Students create church service

Austin Weaver said he came to Butler and was disappointed that none of the Christian services on campus suited his needs.

“I never found one that I really loved” he said. “I just felt like a guest there every week.”

Eventually, Weaver said, he met Pastor Jawaan Wilson and discovered that they shared a mutual vision.

Converge, a student organization that was started last semester, selected 10:43 a.m. as a starting time for services because of the Biblical verse Acts 10:43.

Weaver, a pharmacy major, leads Converge, and with Wilson.

The non-denominational Christian worship organization will resume services Sunday morning in the Johnson Room.

“The service will typically open with a few contemporary worship songs by a band, and then the pastor will deliver the message,” Weaver said.

Converge also offers opportunities for volunteer work and community service around the Butler community, in addition to offering hour-long worship each Sunday morning,.

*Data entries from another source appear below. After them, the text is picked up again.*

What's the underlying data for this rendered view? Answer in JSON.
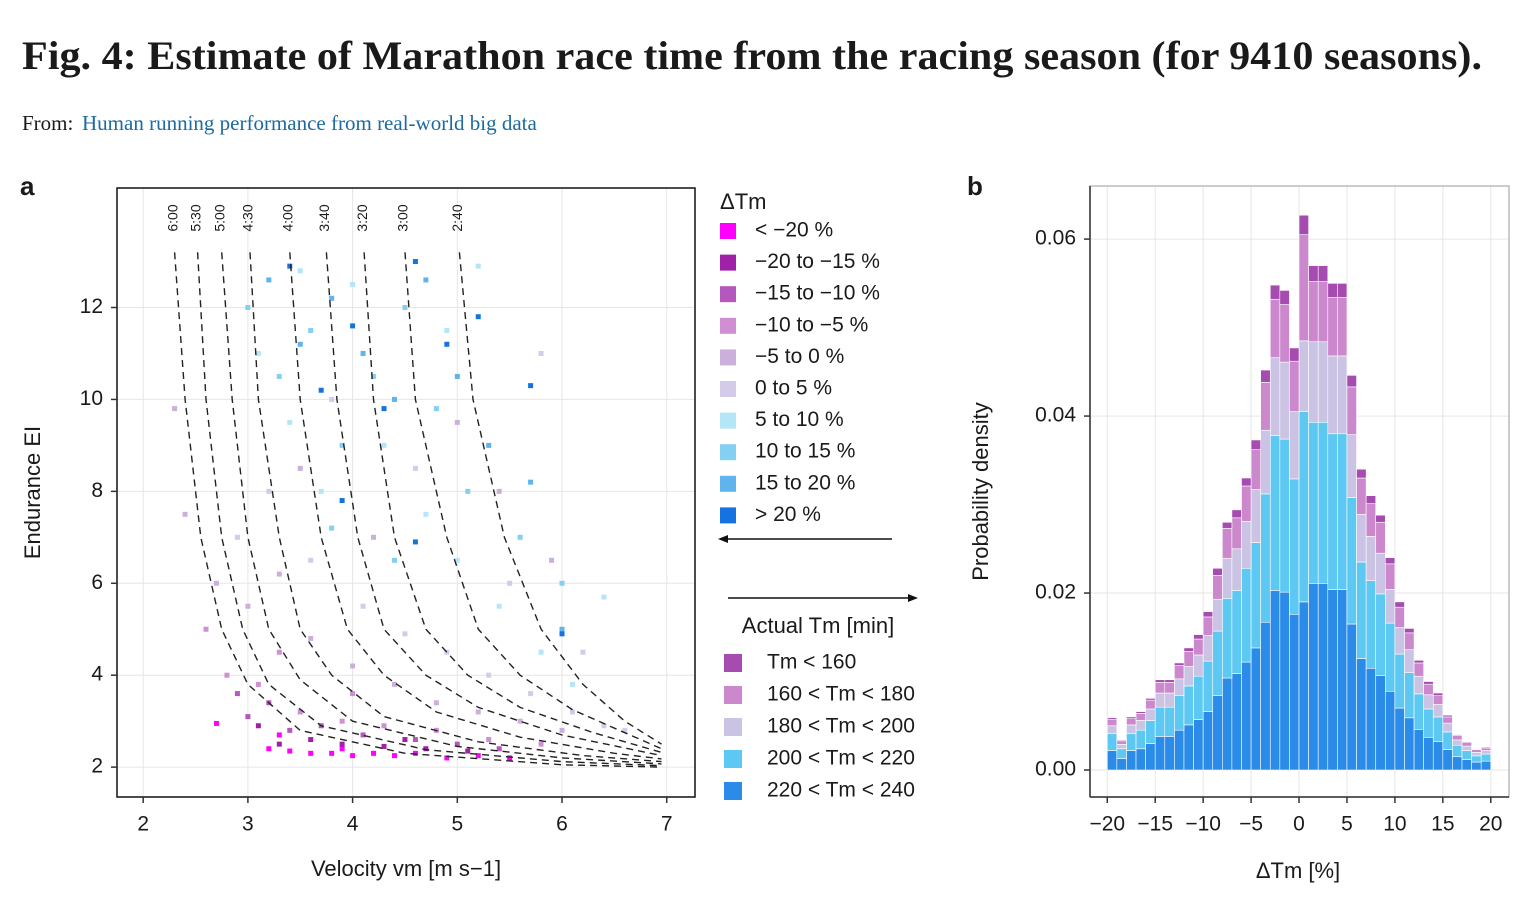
{
  "header": {
    "title": "Fig. 4: Estimate of Marathon race time from the racing season (for 9410 seasons).",
    "from_label": "From:",
    "from_link": "Human running performance from real-world big data"
  },
  "chart_data": [
    {
      "type": "scatter",
      "panel": "a",
      "x_label": "Velocity vm [m s−1]",
      "y_label": "Endurance EI",
      "legend_title": "ΔTm",
      "xlim": [
        1.75,
        7.27
      ],
      "ylim": [
        1.35,
        14.6
      ],
      "xticks": [
        2,
        3,
        4,
        5,
        6,
        7
      ],
      "yticks": [
        2,
        4,
        6,
        8,
        10,
        12
      ],
      "grid": true,
      "series": [
        {
          "name": "< −20 %",
          "color": "#ff00ff",
          "x": [
            2.7,
            3.2,
            3.4,
            3.6,
            3.8,
            4.0,
            4.2,
            4.4,
            4.6,
            4.9,
            5.2,
            5.5,
            3.3,
            3.9
          ],
          "y": [
            2.95,
            2.4,
            2.35,
            2.3,
            2.3,
            2.25,
            2.3,
            2.25,
            2.3,
            2.2,
            2.25,
            2.2,
            2.7,
            2.4
          ]
        },
        {
          "name": "−20 to −15 %",
          "color": "#a020a8",
          "x": [
            3.3,
            3.6,
            3.9,
            4.3,
            4.7,
            5.1,
            3.1,
            4.5
          ],
          "y": [
            2.5,
            2.6,
            2.5,
            2.45,
            2.4,
            2.35,
            2.9,
            2.6
          ]
        },
        {
          "name": "−15 to −10 %",
          "color": "#b558bd",
          "x": [
            3.0,
            3.4,
            3.7,
            4.1,
            4.6,
            5.0,
            5.4,
            3.2,
            2.9
          ],
          "y": [
            3.1,
            2.8,
            2.9,
            2.7,
            2.6,
            2.5,
            2.4,
            3.4,
            3.6
          ]
        },
        {
          "name": "−10 to −5 %",
          "color": "#d08fd2",
          "x": [
            2.6,
            2.8,
            3.1,
            3.5,
            3.9,
            4.3,
            4.8,
            5.3,
            5.8,
            3.3,
            4.0
          ],
          "y": [
            5.0,
            4.0,
            3.8,
            3.2,
            3.0,
            2.9,
            2.8,
            2.6,
            2.5,
            4.5,
            3.6
          ]
        },
        {
          "name": "−5 to 0 %",
          "color": "#cbb0dc",
          "x": [
            2.4,
            2.7,
            3.0,
            3.3,
            3.6,
            4.0,
            4.4,
            4.8,
            5.2,
            5.6,
            6.0,
            3.5,
            4.2,
            5.0,
            5.4,
            2.3,
            5.9
          ],
          "y": [
            7.5,
            6.0,
            5.5,
            6.2,
            4.8,
            4.2,
            3.8,
            3.4,
            3.2,
            3.0,
            2.8,
            8.5,
            7.0,
            9.5,
            8.0,
            9.8,
            6.5
          ]
        },
        {
          "name": "0 to 5 %",
          "color": "#d3cbe9",
          "x": [
            2.9,
            3.2,
            3.6,
            4.1,
            4.5,
            4.9,
            5.3,
            5.7,
            6.1,
            6.4,
            3.8,
            4.6,
            5.5,
            6.2,
            6.6,
            5.8
          ],
          "y": [
            7.0,
            8.0,
            6.5,
            5.5,
            4.9,
            4.5,
            4.0,
            3.6,
            3.2,
            2.9,
            10.0,
            8.5,
            6.0,
            4.5,
            2.8,
            11.0
          ]
        },
        {
          "name": "5 to 10 %",
          "color": "#b5e6f8",
          "x": [
            3.1,
            3.4,
            3.7,
            4.0,
            4.3,
            4.7,
            5.0,
            5.4,
            5.8,
            6.4,
            3.5,
            4.9,
            6.1,
            5.2
          ],
          "y": [
            11.0,
            9.5,
            8.0,
            12.5,
            9.0,
            7.5,
            6.5,
            5.5,
            4.5,
            5.7,
            12.8,
            11.5,
            3.8,
            12.9
          ]
        },
        {
          "name": "10 to 15 %",
          "color": "#83d0f2",
          "x": [
            3.0,
            3.3,
            3.6,
            3.9,
            4.2,
            4.5,
            4.8,
            5.1,
            5.6,
            6.0,
            4.4,
            3.8
          ],
          "y": [
            12.0,
            10.5,
            11.5,
            9.0,
            10.5,
            12.0,
            9.8,
            8.0,
            7.0,
            6.0,
            6.5,
            7.2
          ]
        },
        {
          "name": "15 to 20 %",
          "color": "#5fb4ee",
          "x": [
            3.2,
            3.5,
            3.8,
            4.1,
            4.4,
            4.7,
            5.0,
            5.3,
            5.7,
            6.0
          ],
          "y": [
            12.6,
            11.2,
            12.2,
            11.0,
            10.0,
            12.6,
            10.5,
            9.0,
            8.2,
            5.0
          ]
        },
        {
          "name": "> 20 %",
          "color": "#1473e0",
          "x": [
            3.4,
            3.7,
            4.0,
            4.3,
            4.6,
            4.9,
            5.2,
            5.7,
            6.0,
            3.9,
            4.6
          ],
          "y": [
            12.9,
            10.2,
            11.6,
            9.8,
            13.0,
            11.2,
            11.8,
            10.3,
            4.9,
            7.8,
            6.9
          ]
        }
      ],
      "curves": [
        {
          "label": "6:00",
          "x": [
            2.3,
            2.4,
            2.55,
            2.75,
            3.0,
            3.5,
            4.5,
            6.0,
            6.95
          ],
          "y": [
            13.2,
            10,
            7,
            5,
            3.8,
            2.8,
            2.3,
            2.05,
            2.0
          ]
        },
        {
          "label": "5:30",
          "x": [
            2.52,
            2.6,
            2.75,
            2.95,
            3.2,
            3.7,
            4.7,
            6.0,
            6.95
          ],
          "y": [
            13.2,
            10,
            7,
            5,
            3.8,
            2.9,
            2.38,
            2.12,
            2.03
          ]
        },
        {
          "label": "5:00",
          "x": [
            2.75,
            2.85,
            3.0,
            3.2,
            3.5,
            4.0,
            5.0,
            6.0,
            6.95
          ],
          "y": [
            13.2,
            10,
            7,
            5,
            3.9,
            3.0,
            2.45,
            2.2,
            2.07
          ]
        },
        {
          "label": "4:30",
          "x": [
            3.02,
            3.1,
            3.3,
            3.5,
            3.8,
            4.3,
            5.2,
            6.2,
            6.95
          ],
          "y": [
            13.2,
            10,
            7,
            5,
            4.0,
            3.1,
            2.55,
            2.25,
            2.12
          ]
        },
        {
          "label": "4:00",
          "x": [
            3.4,
            3.5,
            3.7,
            3.95,
            4.3,
            4.8,
            5.6,
            6.5,
            6.95
          ],
          "y": [
            13.2,
            10,
            7,
            5,
            4.0,
            3.2,
            2.65,
            2.3,
            2.18
          ]
        },
        {
          "label": "3:40",
          "x": [
            3.75,
            3.85,
            4.05,
            4.3,
            4.7,
            5.2,
            6.0,
            6.95
          ],
          "y": [
            13.2,
            10,
            7,
            5,
            4.0,
            3.3,
            2.7,
            2.25
          ]
        },
        {
          "label": "3:20",
          "x": [
            4.11,
            4.2,
            4.4,
            4.7,
            5.1,
            5.6,
            6.3,
            6.95
          ],
          "y": [
            13.2,
            10,
            7,
            5,
            4.0,
            3.3,
            2.75,
            2.32
          ]
        },
        {
          "label": "3:00",
          "x": [
            4.5,
            4.6,
            4.9,
            5.2,
            5.6,
            6.1,
            6.6,
            6.95
          ],
          "y": [
            13.2,
            10,
            7,
            5,
            4.0,
            3.25,
            2.75,
            2.4
          ]
        },
        {
          "label": "2:40",
          "x": [
            5.02,
            5.15,
            5.45,
            5.8,
            6.2,
            6.6,
            6.95
          ],
          "y": [
            13.2,
            10,
            7,
            5,
            3.8,
            3.0,
            2.5
          ]
        }
      ]
    },
    {
      "type": "histogram",
      "panel": "b",
      "x_label": "ΔTm [%]",
      "y_label": "Probability density",
      "legend_title": "Actual Tm [min]",
      "xlim": [
        -21.8,
        21.9
      ],
      "ylim": [
        -0.00305,
        0.066
      ],
      "xticks": [
        {
          "value": -20,
          "label": "−20"
        },
        {
          "value": -15,
          "label": "−15"
        },
        {
          "value": -10,
          "label": "−10"
        },
        {
          "value": -5,
          "label": "−5"
        },
        0,
        5,
        10,
        15,
        20
      ],
      "yticks": [
        {
          "value": 0,
          "label": "0.00"
        },
        0.02,
        0.04,
        0.06
      ],
      "grid": true,
      "bins": [
        -20,
        -19,
        -18,
        -17,
        -16,
        -15,
        -14,
        -13,
        -12,
        -11,
        -10,
        -9,
        -8,
        -7,
        -6,
        -5,
        -4,
        -3,
        -2,
        -1,
        0,
        1,
        2,
        3,
        4,
        5,
        6,
        7,
        8,
        9,
        10,
        11,
        12,
        13,
        14,
        15,
        16,
        17,
        18,
        19,
        20
      ],
      "series": [
        {
          "name": "Tm < 160",
          "color": "#a64bb0",
          "values": [
            0.0002,
            0.0001,
            0.0002,
            0.0002,
            0.0002,
            0.0003,
            0.0003,
            0.0003,
            0.0004,
            0.0005,
            0.0006,
            0.0008,
            0.0007,
            0.0009,
            0.0009,
            0.0011,
            0.0014,
            0.0016,
            0.0016,
            0.0015,
            0.0022,
            0.0018,
            0.0018,
            0.0016,
            0.0016,
            0.0013,
            0.001,
            0.0009,
            0.0008,
            0.0007,
            0.0006,
            0.0005,
            0.0003,
            0.0003,
            0.0003,
            0.0002,
            0.0001,
            0.0001,
            0,
            0.0001
          ]
        },
        {
          "name": "160 < Tm < 180",
          "color": "#cc88cc",
          "values": [
            0.0007,
            0.0004,
            0.0007,
            0.0008,
            0.001,
            0.0012,
            0.0012,
            0.0015,
            0.0017,
            0.0018,
            0.0021,
            0.0027,
            0.0034,
            0.0035,
            0.004,
            0.0045,
            0.0054,
            0.0066,
            0.0065,
            0.0057,
            0.012,
            0.0068,
            0.0068,
            0.0066,
            0.0066,
            0.0054,
            0.0041,
            0.0037,
            0.0035,
            0.0029,
            0.0023,
            0.0019,
            0.0015,
            0.0012,
            0.001,
            0.0007,
            0.0005,
            0.0004,
            0.0003,
            0.0003
          ]
        },
        {
          "name": "180 < Tm < 200",
          "color": "#cbc3e3",
          "values": [
            0.0009,
            0.0005,
            0.001,
            0.0011,
            0.0013,
            0.0016,
            0.0016,
            0.0019,
            0.0022,
            0.0024,
            0.0029,
            0.0036,
            0.0045,
            0.0047,
            0.0053,
            0.006,
            0.0072,
            0.0088,
            0.0087,
            0.0076,
            0.008,
            0.0091,
            0.0091,
            0.0088,
            0.0088,
            0.0071,
            0.0054,
            0.005,
            0.0046,
            0.0038,
            0.003,
            0.0026,
            0.002,
            0.0016,
            0.0014,
            0.001,
            0.0006,
            0.0005,
            0.0004,
            0.0004
          ]
        },
        {
          "name": "200 < Tm < 220",
          "color": "#5dc8f2",
          "values": [
            0.0019,
            0.0011,
            0.0019,
            0.0021,
            0.0026,
            0.0033,
            0.0033,
            0.0039,
            0.0044,
            0.0049,
            0.0057,
            0.0073,
            0.009,
            0.0094,
            0.0106,
            0.0119,
            0.0145,
            0.0175,
            0.0173,
            0.0153,
            0.0215,
            0.0182,
            0.0182,
            0.0176,
            0.0176,
            0.0143,
            0.0109,
            0.0099,
            0.0092,
            0.0077,
            0.0061,
            0.0051,
            0.004,
            0.0032,
            0.0028,
            0.002,
            0.0013,
            0.001,
            0.0007,
            0.0008
          ]
        },
        {
          "name": "220 < Tm < 240",
          "color": "#2a8be8",
          "values": [
            0.0022,
            0.0013,
            0.0022,
            0.0024,
            0.003,
            0.0038,
            0.0038,
            0.0045,
            0.0051,
            0.0057,
            0.0066,
            0.0084,
            0.0104,
            0.0109,
            0.0122,
            0.0138,
            0.0167,
            0.0203,
            0.0201,
            0.0176,
            0.019,
            0.0211,
            0.0211,
            0.0204,
            0.0204,
            0.0165,
            0.0126,
            0.0115,
            0.0107,
            0.0089,
            0.007,
            0.0059,
            0.0046,
            0.0037,
            0.0032,
            0.0023,
            0.0015,
            0.0012,
            0.0009,
            0.001
          ]
        }
      ]
    }
  ]
}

“We want the Christian community to be as unified as possible,” Weaver said, “so that anyone who is doing a bit of soul-searching in college knows where they can go if they’d like to learn more about what Christ can do in their lives.”

Converge is one of several new student-run worship services on campus that are diversifying religious life at Butler.

“We strive to have a diverse perspective,” said Judith Cebula, director of the Center of Faith and Vocation. “These are groups that help us to be more interfaith.”

“I believed that having an on-campus church that was predominantly Butler students could change that feeling (of being a guest) to a feeling of belonging,” Weaver said. “It took almost two years to get everything into motion, but now, it is finally ready to go.”

Cebula said this is only the beginning of a trend of new energy and start-up groups on Butler’s campus.

“Butler is private and non-religious affiliated,” she said. “Diversity is a really big deal here.”